Raffinata produzione, ambientata nella Sicilia degli anni cinquanta chiarisce la premesse della nascita della piovra e di taluni personaggi tipo Tano (Remo Girone). Un'attrazione senza limiti tra una nobildonna ed un tenente di polizia (la Kling e Raul Bova entrambi all'apice della loro bellezza) porterà il marito di questa (potente signorotto) pazzo di gelosia, a subire una trasformazione personale e scendere a patti con la mafia. Purtroppo poca azione ma un'ottima fotografia per una Sicila splendida più che mai.
Qui Bova, che nella settima serie era vicecommissario, torna indietro nel tempo e diventa il carabiniere Arcuti. Buona l'idea di studiare "storicamente" la mafia e di approfondire l'infanzia di Tano. Ottima la fotografia, sceneggiatura un po' confusa e deludente; la regia, però, è solida e le interpretazioni (su tutti un cattivissimo Zingaretti) rendono piacevole la visione. Bella e brava la Kling, interessante il lavorio psicologico sul personaggio interpretato da Contri. Si resta un po' sospesi, in attesa dell'evidente sequel.
In questo riuscito prequel, con attori già visti nelle puntate precedenti e altri meno conosciuti, viene efficacemente ricostruita, tramite fascinose location, la Sicilia anni '50. Trame criminali si intrecciano con quelle passionali dando luogo a una vicenda appassionante. Spiccano le prove della Kling e di Bova, fisicamente splendenti, e di un bravissimo Contri. Appare Tano fanciullo, già lesto di cervello, e si chiariscono le sue misteriose origini.
Si cambia registro. Non più la Milano anni 80, non più Trapani, non più Roma ma un paesino siciliano dal nome inventato. Buona l'idea di cambiare la trama mostrando (con qualche incongruenza) la "nascita" di uno dei personaggi principali della serie. Ottima la prova del cast. Per chi si aspettava una mezza delusione è invece una piacevole sorpresa. Unico difetto: dura poco.
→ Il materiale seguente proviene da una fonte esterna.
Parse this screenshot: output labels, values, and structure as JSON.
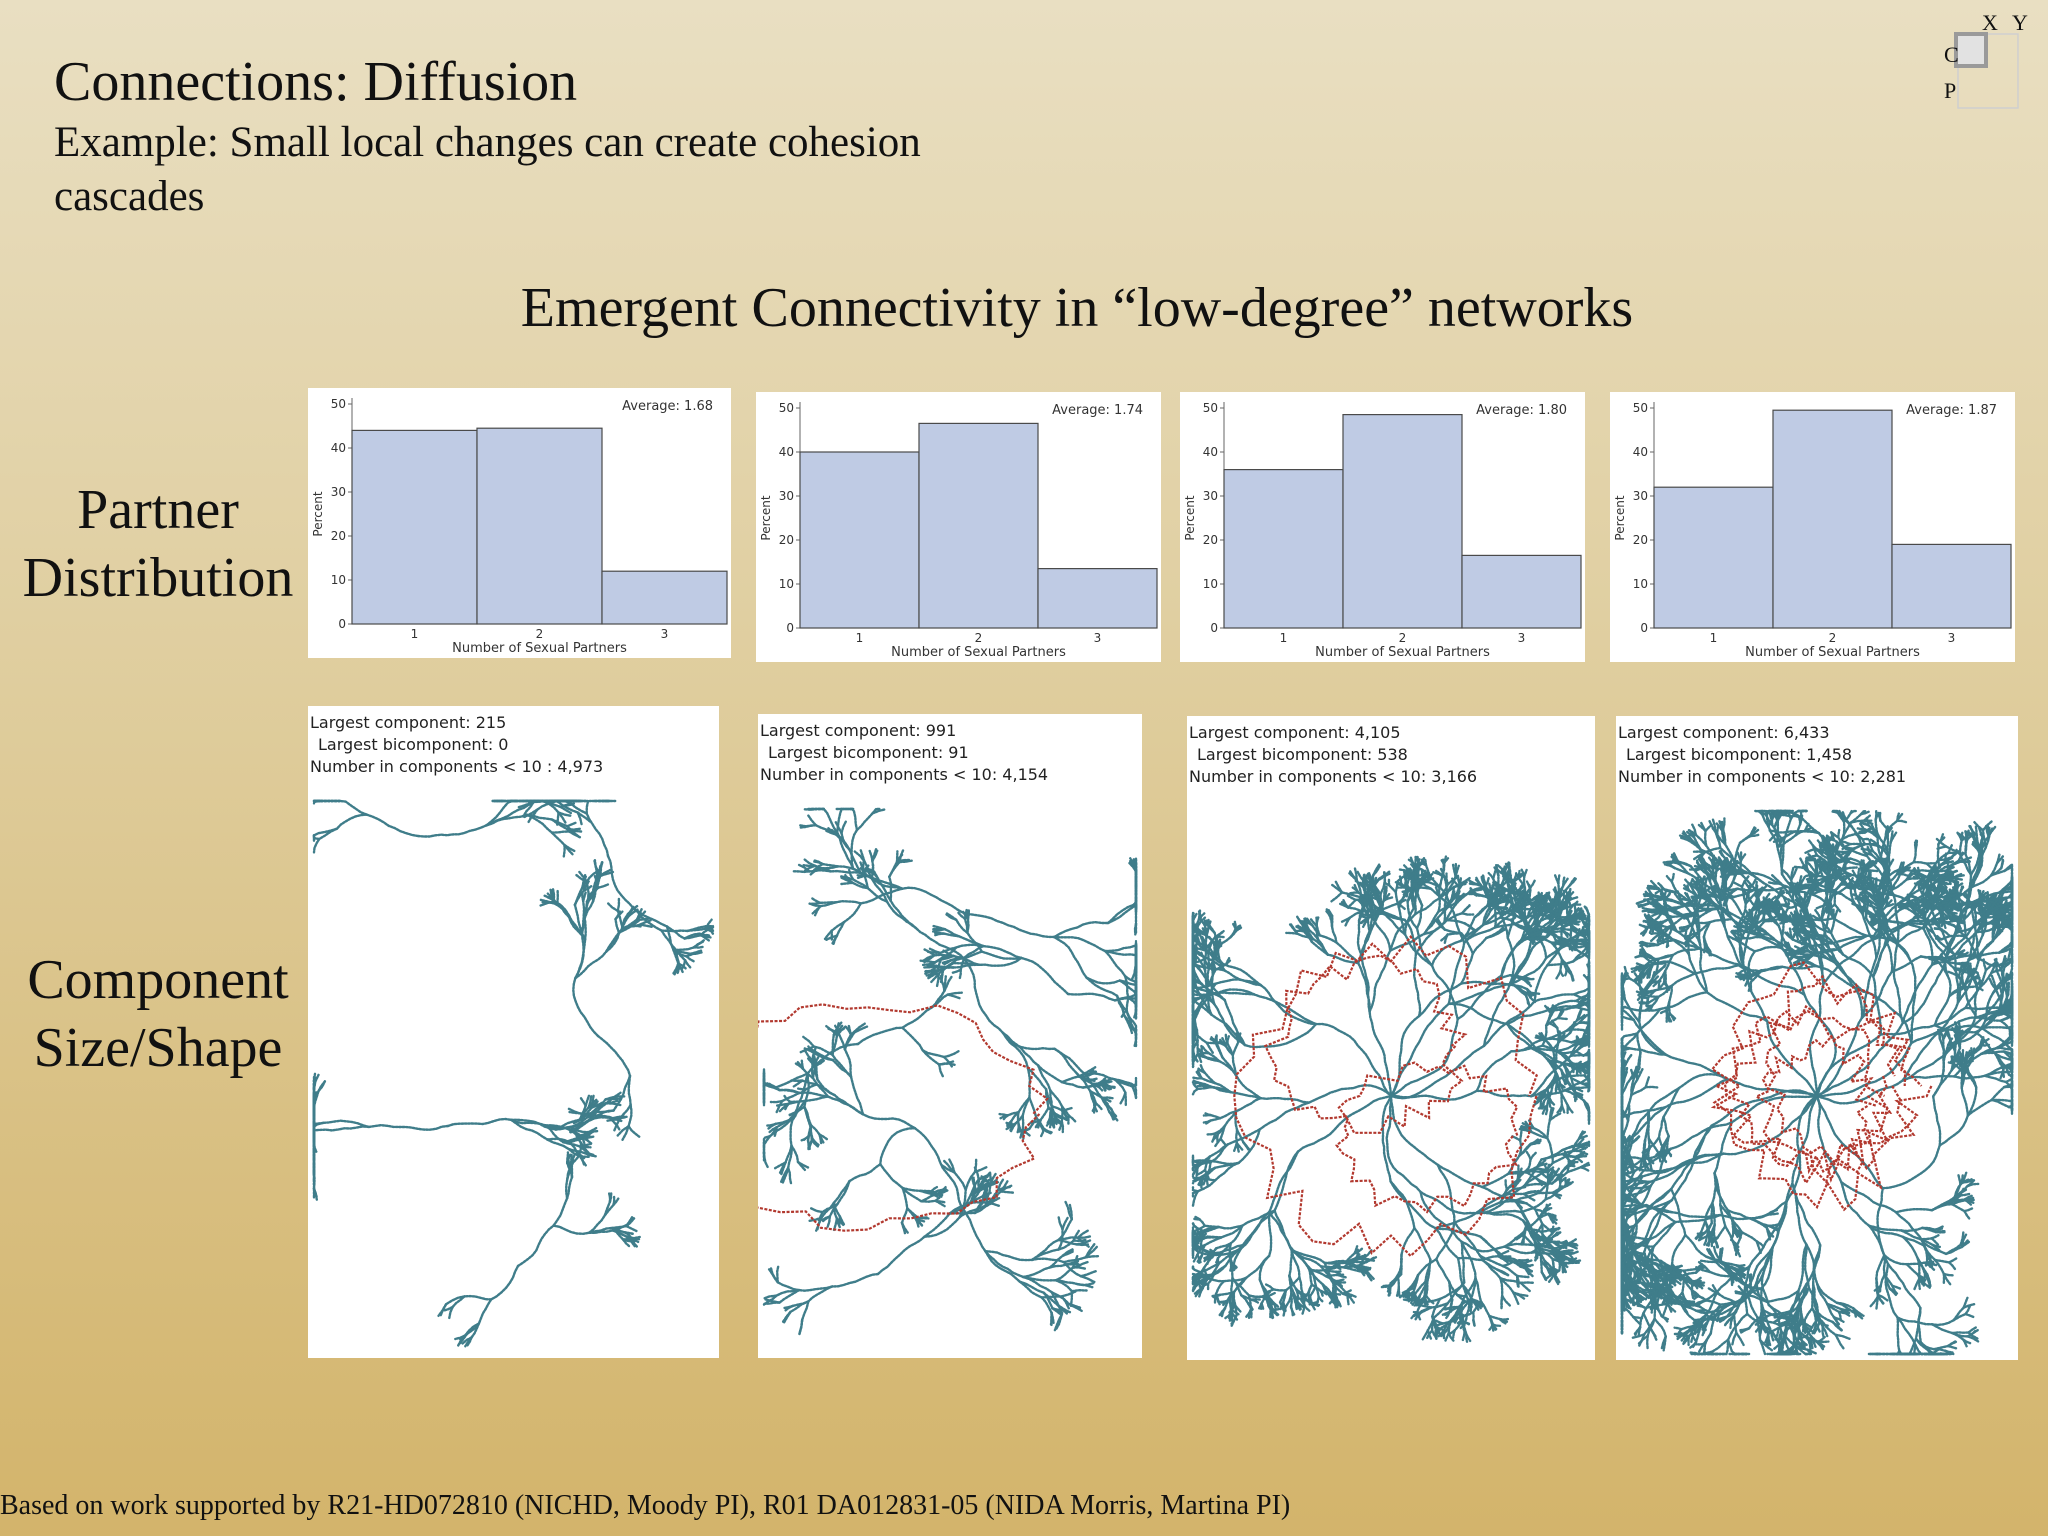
{
  "title": "Connections: Diffusion",
  "subtitle": "Example: Small local changes can create cohesion cascades",
  "heading": "Emergent Connectivity in “low-degree” networks",
  "row_labels": {
    "partner": [
      "Partner",
      "Distribution"
    ],
    "component": [
      "Component",
      "Size/Shape"
    ]
  },
  "corner_icon": {
    "labels": [
      "X",
      "Y",
      "C",
      "P"
    ]
  },
  "chart_data": [
    {
      "type": "bar",
      "categories": [
        "1",
        "2",
        "3"
      ],
      "values": [
        44,
        44.5,
        12
      ],
      "average_label": "Average: 1.68",
      "xlabel": "Number of Sexual Partners",
      "ylabel": "Percent",
      "ylim": [
        0,
        50
      ],
      "yticks": [
        "0",
        "10",
        "20",
        "30",
        "40",
        "50"
      ]
    },
    {
      "type": "bar",
      "categories": [
        "1",
        "2",
        "3"
      ],
      "values": [
        40,
        46.5,
        13.5
      ],
      "average_label": "Average: 1.74",
      "xlabel": "Number of Sexual Partners",
      "ylabel": "Percent",
      "ylim": [
        0,
        50
      ],
      "yticks": [
        "0",
        "10",
        "20",
        "30",
        "40",
        "50"
      ]
    },
    {
      "type": "bar",
      "categories": [
        "1",
        "2",
        "3"
      ],
      "values": [
        36,
        48.5,
        16.5
      ],
      "average_label": "Average: 1.80",
      "xlabel": "Number of Sexual Partners",
      "ylabel": "Percent",
      "ylim": [
        0,
        50
      ],
      "yticks": [
        "0",
        "10",
        "20",
        "30",
        "40",
        "50"
      ]
    },
    {
      "type": "bar",
      "categories": [
        "1",
        "2",
        "3"
      ],
      "values": [
        32,
        49.5,
        19
      ],
      "average_label": "Average: 1.87",
      "xlabel": "Number of Sexual Partners",
      "ylabel": "Percent",
      "ylim": [
        0,
        50
      ],
      "yticks": [
        "0",
        "10",
        "20",
        "30",
        "40",
        "50"
      ]
    }
  ],
  "components": [
    {
      "largest": "Largest component: 215",
      "bicomponent": "Largest bicomponent: 0",
      "small": "Number in components < 10 : 4,973"
    },
    {
      "largest": "Largest component: 991",
      "bicomponent": "Largest bicomponent: 91",
      "small": "Number in components < 10: 4,154"
    },
    {
      "largest": "Largest component: 4,105",
      "bicomponent": "Largest bicomponent: 538",
      "small": "Number in components < 10: 3,166"
    },
    {
      "largest": "Largest component: 6,433",
      "bicomponent": "Largest bicomponent: 1,458",
      "small": "Number in components < 10: 2,281"
    }
  ],
  "colors": {
    "bar_fill": "#bfcbe4",
    "bar_stroke": "#4a4a4a",
    "tree": "#3f7d8a",
    "bicomponent": "#b2392f"
  },
  "footer": "Based on work supported by R21-HD072810 (NICHD, Moody PI),  R01 DA012831-05 (NIDA Morris, Martina PI)"
}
La serie si sposta negli anni '50 per raccontare la gioventù di Tano e raccontare allo stesso tempo l'evoluzione della mafia da una dimensione rurale a una nazionale, come già mostrato nelle precedenti stagioni. In realtà sembra più che altro un modo per perpetuare un franchise che inizia ad essere spompo: tutte le vicende del carabiniere e della coppia di baroni sono trattate troppo sommariamente per intrigare. Qualche spunto interessante giunge almeno dal racconto della formazione di Tano. Pochissime le scene d'azione, comunque discretamente realizzate.